Application Landing Zone Foundations for Azure Databricks

The exciting part of Databricks is obviously the business applications and the AI models running on top of it. But that's only half the story. A lot of Databricks projects start the same way: a workspace, a storage account, a handful of permissions set up by hand. That works fine for a pilot. It falls apart the moment a team needs to scale, split environments, or move into more serious use cases.

Here's what you'll get out of this post: a reference architecture for an application landing zone on Azure, built for Databricks from day one, plus the infrastructure-as-code structure and the deployment model that keeps it all consistent. None of this is especially complicated. We'll walk through how to provision environments on top of Azure platform services you probably already have in place.

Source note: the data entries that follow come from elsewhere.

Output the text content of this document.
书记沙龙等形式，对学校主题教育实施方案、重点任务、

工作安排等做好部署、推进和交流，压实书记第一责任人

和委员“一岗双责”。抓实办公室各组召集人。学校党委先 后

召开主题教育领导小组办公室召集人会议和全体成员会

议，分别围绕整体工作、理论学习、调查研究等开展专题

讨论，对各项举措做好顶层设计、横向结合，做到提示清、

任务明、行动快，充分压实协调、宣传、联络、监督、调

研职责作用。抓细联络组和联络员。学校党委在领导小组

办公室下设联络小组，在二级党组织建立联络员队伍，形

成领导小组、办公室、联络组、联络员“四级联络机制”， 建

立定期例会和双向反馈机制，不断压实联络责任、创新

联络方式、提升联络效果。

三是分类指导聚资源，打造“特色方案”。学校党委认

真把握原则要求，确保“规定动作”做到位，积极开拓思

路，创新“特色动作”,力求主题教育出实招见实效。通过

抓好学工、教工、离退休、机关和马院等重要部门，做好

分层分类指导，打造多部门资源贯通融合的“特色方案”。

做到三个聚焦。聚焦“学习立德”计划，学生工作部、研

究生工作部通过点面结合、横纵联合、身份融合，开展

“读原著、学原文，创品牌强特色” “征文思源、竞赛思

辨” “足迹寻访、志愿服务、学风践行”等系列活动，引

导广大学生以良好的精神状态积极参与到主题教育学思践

Target architecture of the application landing zone

Architecture mockup for an application landing zone for Databricks on Azure

This is a simple application landing zone for Azure Databricks. It sits inside the broader context of an Azure Landing Zone^{1, 2, 3} where the shared cloud capabilities — identity, connectivity, hub networking, a private DNS — are already in place. The application landing zone consumes those. It doesn't recreate them.

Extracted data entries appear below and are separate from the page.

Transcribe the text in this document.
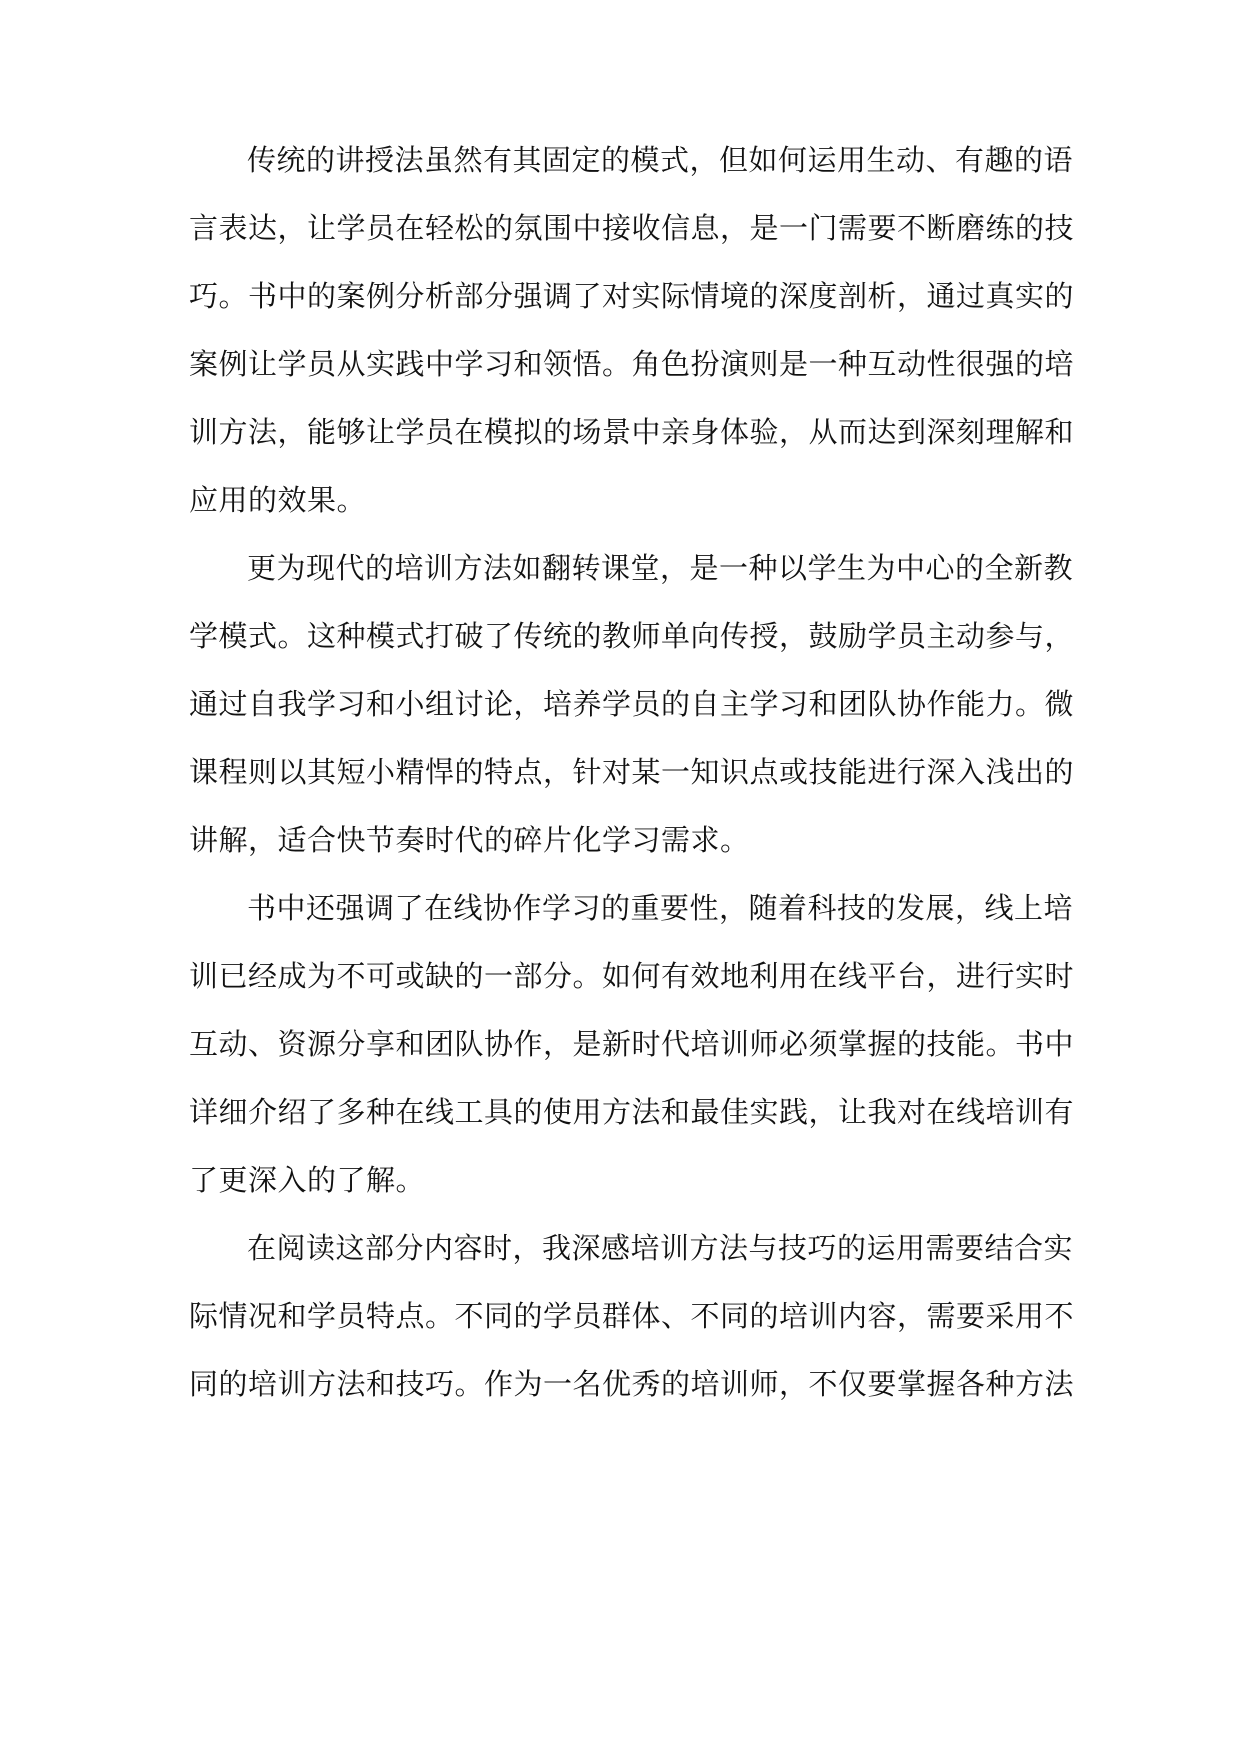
传统的讲授法虽然有其固定的模式，但如何运用生动、有趣的语
言表达，让学员在轻松的氛围中接收信息，是一门需要不断磨练的技
巧。书中的案例分析部分强调了对实际情境的深度剖析，通过真实的
案例让学员从实践中学习和领悟。角色扮演则是一种互动性很强的培
训方法，能够让学员在模拟的场景中亲身体验，从而达到深刻理解和
应用的效果。
更为现代的培训方法如翻转课堂，是一种以学生为中心的全新教
学模式。这种模式打破了传统的教师单向传授，鼓励学员主动参与，
通过自我学习和小组讨论，培养学员的自主学习和团队协作能力。微
课程则以其短小精悍的特点，针对某一知识点或技能进行深入浅出的
讲解，适合快节奏时代的碎片化学习需求。
书中还强调了在线协作学习的重要性，随着科技的发展，线上培
训已经成为不可或缺的一部分。如何有效地利用在线平台，进行实时
互动、资源分享和团队协作，是新时代培训师必须掌握的技能。书中
详细介绍了多种在线工具的使用方法和最佳实践，让我对在线培训有
了更深入的了解。
在阅读这部分内容时，我深感培训方法与技巧的运用需要结合实
际情况和学员特点。不同的学员群体、不同的培训内容，需要采用不
同的培训方法和技巧。作为一名优秀的培训师，不仅要掌握各种方法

Starting from the outside in: we're assuming an Azure subscription for the workload, a hub virtual network, and a private DNS zone already exist.

Spoke networks, one per environment

Moving inward, the first thing provisioned is the spoke virtual network (VNet) for each environment. Each spoke connects to the hub through network peering, so resources on either side can talk to each other directly and securely⁴. That's what lets Azure Databricks tap into shared platform services like DNS resolution or firewall inspection. And since every environment gets its own spoke VNet, you get physical separation on the network layer for free.

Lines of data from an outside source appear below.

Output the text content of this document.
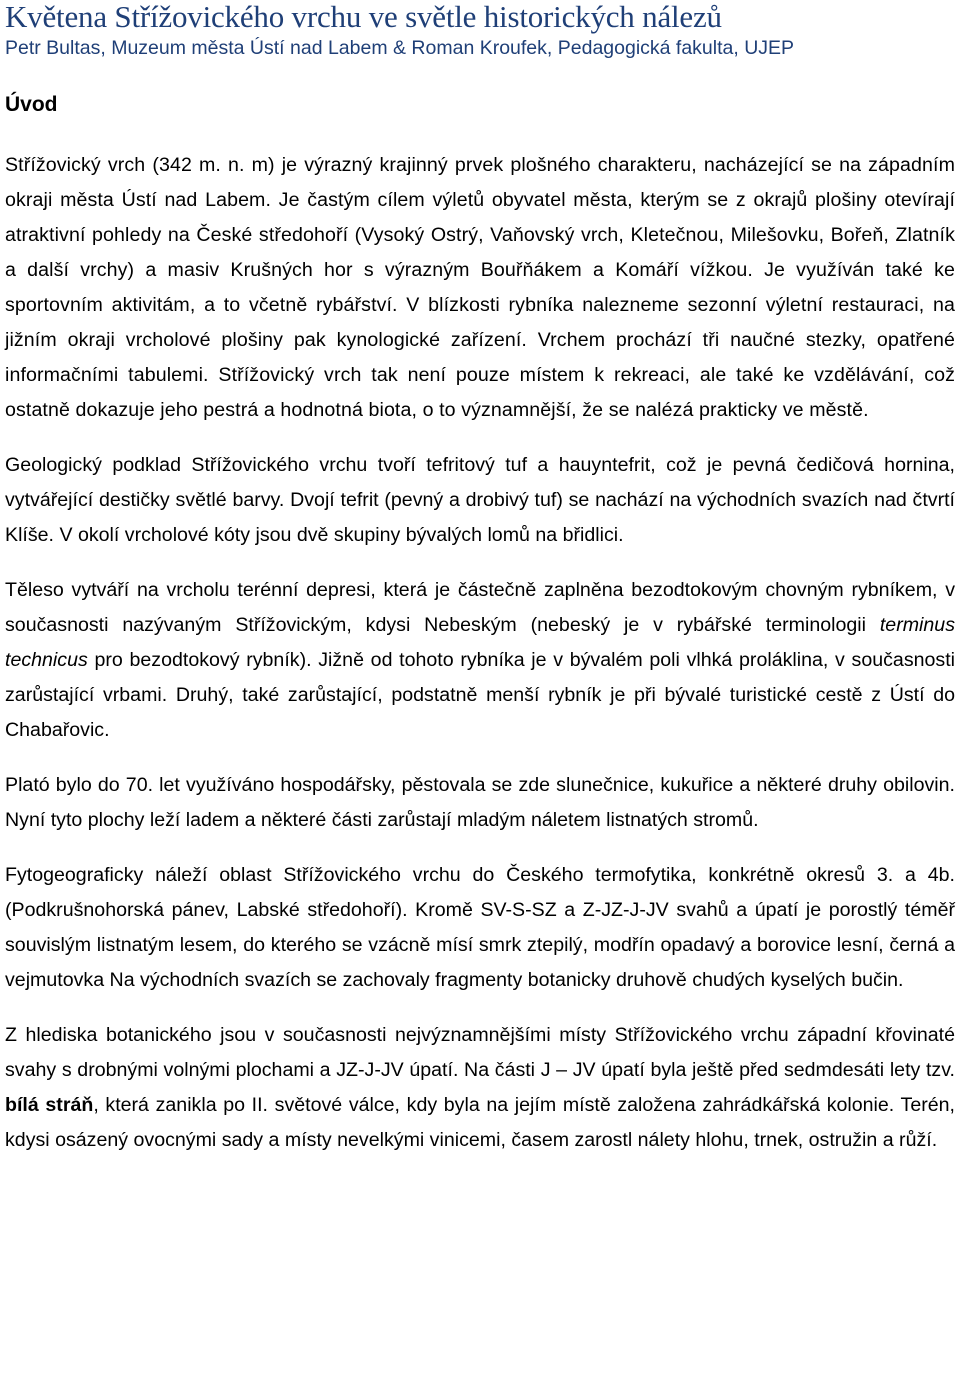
Květena Střížovického vrchu ve světle historických nálezů
Petr Bultas, Muzeum města Ústí nad Labem & Roman Kroufek, Pedagogická fakulta, UJEP
Úvod

Střížovický vrch (342 m. n. m) je výrazný krajinný prvek plošného charakteru, nacházející se na západním okraji města Ústí nad Labem. Je častým cílem výletů obyvatel města, kterým se z okrajů plošiny otevírají atraktivní pohledy na České středohoří (Vysoký Ostrý, Vaňovský vrch, Kletečnou, Milešovku, Bořeň, Zlatník a další vrchy) a masiv Krušných hor s výrazným Bouřňákem a Komáří vížkou. Je využíván také ke sportovním aktivitám, a to včetně rybářství. V blízkosti rybníka nalezneme sezonní výletní restauraci, na jižním okraji vrcholové plošiny pak kynologické zařízení. Vrchem prochází tři naučné stezky, opatřené informačními tabulemi. Střížovický vrch tak není pouze místem k rekreaci, ale také ke vzdělávání, což ostatně dokazuje jeho pestrá a hodnotná biota, o to významnější, že se nalézá prakticky ve městě.

Geologický podklad Střížovického vrchu tvoří tefritový tuf a hauyntefrit, což je pevná čedičová hornina, vytvářející destičky světlé barvy. Dvojí tefrit (pevný a drobivý tuf) se nachází na východních svazích nad čtvrtí Klíše. V okolí vrcholové kóty jsou dvě skupiny bývalých lomů na břidlici.

Těleso vytváří na vrcholu terénní depresi, která je částečně zaplněna bezodtokovým chovným rybníkem, v současnosti nazývaným Střížovickým, kdysi Nebeským (nebeský je v rybářské terminologii terminus technicus pro bezodtokový rybník). Jižně od tohoto rybníka je v bývalém poli vlhká proláklina, v současnosti zarůstající vrbami. Druhý, také zarůstající, podstatně menší rybník je při bývalé turistické cestě z Ústí do Chabařovic.

Plató bylo do 70. let využíváno hospodářsky, pěstovala se zde slunečnice, kukuřice a některé druhy obilovin. Nyní tyto plochy leží ladem a některé části zarůstají mladým náletem listnatých stromů.

Fytogeograficky náleží oblast Střížovického vrchu do Českého termofytika, konkrétně okresů 3. a 4b. (Podkrušnohorská pánev, Labské středohoří). Kromě SV-S-SZ a Z-JZ-J-JV svahů a úpatí je porostlý téměř souvislým listnatým lesem, do kterého se vzácně mísí smrk ztepilý, modřín opadavý a borovice lesní, černá a vejmutovka Na východních svazích se zachovaly fragmenty botanicky druhově chudých kyselých bučin.

Z hlediska botanického jsou v současnosti nejvýznamnějšími místy Střížovického vrchu západní křovinaté svahy s drobnými volnými plochami a JZ-J-JV úpatí. Na části J – JV úpatí byla ještě před sedmdesáti lety tzv. bílá stráň, která zanikla po II. světové válce, kdy byla na jejím místě založena zahrádkářská kolonie. Terén, kdysi osázený ovocnými sady a místy nevelkými vinicemi, časem zarostl nálety hlohu, trnek, ostružin a růží.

In this pattern⁵, each environment owns its own spoke-network resources:

the environment VNet,
three subnets:
- the host (public) subnet, serving the host-side network interfaces of Databricks nodes,
- the container (private) subnet, used for the container-side network interfaces — and sizing this one matters. Too small, and the workspace runs out of IP addresses as classic compute clusters scale up. (Serverless compute will ease this pressure over time, since it runs on Databricks's own compute plane, but that's not a reason to skip the math today.)
- and the private endpoints subnet.

In an actual implementation, these subnets also get Databricks delegation, security groups, and route table associations. All of this lives inside an environment resource group. From here, let's look at what else sits in that same environment.

What's actually inside each environment?

For a simpler setup, development, user acceptance testing (UAT), and production can live in the same Azure subscription. On bigger projects, that's usually not the case. Either way, each environment's resource group holds the following, on top of the subnets already mentioned:

an Azure Databricks workspace, deployed as Premium, with VNet injection, no public IPs6, and private endpoints for frontend and authentication traffic⁷,
browser-based authentication, handled by a separate, shared, regional auth-only Databricks workspace that hosts a single browser_authentication private endpoint⁸,
an Azure Storage Account with ADLS Gen2 and hierarchical namespace enabled, HTTPS-only, shared key disabled, public network access disabled,
an Azure Key Vault: even with managed identities and OIDC as the preferred path, some secrets still need to live somewhere (Confluent Kafka integration API keys, for instance),
a Databricks Access Connector, so Databricks can reach Azure resources like ADLS Gen2 without relying on long-lived secrets, set up as Storage Blob Data Contributor,
and private endpoints connecting the environment VNet to the Databricks workspace, ADLS Gen2, and Key Vault, over Azure Private Link.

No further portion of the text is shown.